The entire show has a tonne of potential and with tweaks could certainly be a coherent, enjoyable show. However, in its current state, it feels somewhat self indulgent and the basic story (the girls struggle, eventually get published but feel they have Wasted their lives) is stretched unnecessarily to fill almost three hours.
The cast is helmed by Natasha Barnes who has made a triumphant return to the stage after giving birth to a beautiful baby last year. Working with Christopher Ash’s demanding score, Barnes leads the show with faultless vocals and outstanding commitment to the level-headed, dreamer Charlotte Brontë.
As her brother who aims to be famous, Matthew Jacobs Morgan is suitably humourous but troubled. As her sisters, Emily and Anne, Siobhan Athwal and Molly Lynch give strong performances although at times it is hard to understand what is being said. This may be due to mics but does mean that it takes real attention to keep up with the story.
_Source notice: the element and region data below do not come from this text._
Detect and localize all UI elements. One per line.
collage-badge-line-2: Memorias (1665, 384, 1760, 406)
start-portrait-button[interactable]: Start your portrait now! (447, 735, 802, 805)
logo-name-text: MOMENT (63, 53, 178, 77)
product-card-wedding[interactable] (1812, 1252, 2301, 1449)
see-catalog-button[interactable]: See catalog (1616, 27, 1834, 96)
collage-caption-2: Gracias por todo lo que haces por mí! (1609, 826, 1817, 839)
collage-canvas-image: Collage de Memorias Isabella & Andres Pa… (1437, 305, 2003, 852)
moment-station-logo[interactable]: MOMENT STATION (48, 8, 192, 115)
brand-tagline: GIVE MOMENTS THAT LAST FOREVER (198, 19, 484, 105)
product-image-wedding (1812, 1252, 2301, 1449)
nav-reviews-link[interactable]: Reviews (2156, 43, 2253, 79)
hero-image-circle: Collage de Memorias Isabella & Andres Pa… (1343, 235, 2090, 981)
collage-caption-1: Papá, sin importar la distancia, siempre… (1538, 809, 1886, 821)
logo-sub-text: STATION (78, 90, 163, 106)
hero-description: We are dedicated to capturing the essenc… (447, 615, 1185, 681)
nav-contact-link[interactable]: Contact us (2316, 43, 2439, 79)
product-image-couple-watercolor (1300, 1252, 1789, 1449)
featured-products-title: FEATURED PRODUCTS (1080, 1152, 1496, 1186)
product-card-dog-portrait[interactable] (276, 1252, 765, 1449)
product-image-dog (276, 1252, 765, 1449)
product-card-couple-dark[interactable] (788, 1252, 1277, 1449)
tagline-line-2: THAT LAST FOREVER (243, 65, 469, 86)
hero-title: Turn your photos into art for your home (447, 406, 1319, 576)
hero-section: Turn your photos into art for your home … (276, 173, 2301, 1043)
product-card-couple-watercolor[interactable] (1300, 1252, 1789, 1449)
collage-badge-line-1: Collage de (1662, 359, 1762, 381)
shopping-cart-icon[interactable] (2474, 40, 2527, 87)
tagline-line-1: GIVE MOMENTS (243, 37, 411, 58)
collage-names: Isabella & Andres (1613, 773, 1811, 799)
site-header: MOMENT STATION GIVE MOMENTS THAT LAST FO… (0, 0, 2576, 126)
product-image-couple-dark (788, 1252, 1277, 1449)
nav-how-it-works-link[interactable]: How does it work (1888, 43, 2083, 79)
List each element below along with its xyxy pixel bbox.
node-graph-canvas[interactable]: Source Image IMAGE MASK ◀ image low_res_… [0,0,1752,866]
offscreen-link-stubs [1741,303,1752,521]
Another issue is the amount of repetition. The first act especially feels like we hear the same thing over and over again; after the first 10 minutes it is clear the girls “need to work” but we are told several more times which instead of reinforcing something important, feels unnecessary and adds to the length of the show dramatically.
Wasted could easily have been performed as two separate shows. Both act one and act two have good starting and finishing points which would make for solid 90 minute straight-through shows but together just felt too much.
Despite it’s flaws, it is wonderful to see such an experimental, new, British musical and the cast do an outstanding job of bringing a mischievous, fresh view of the Brontës.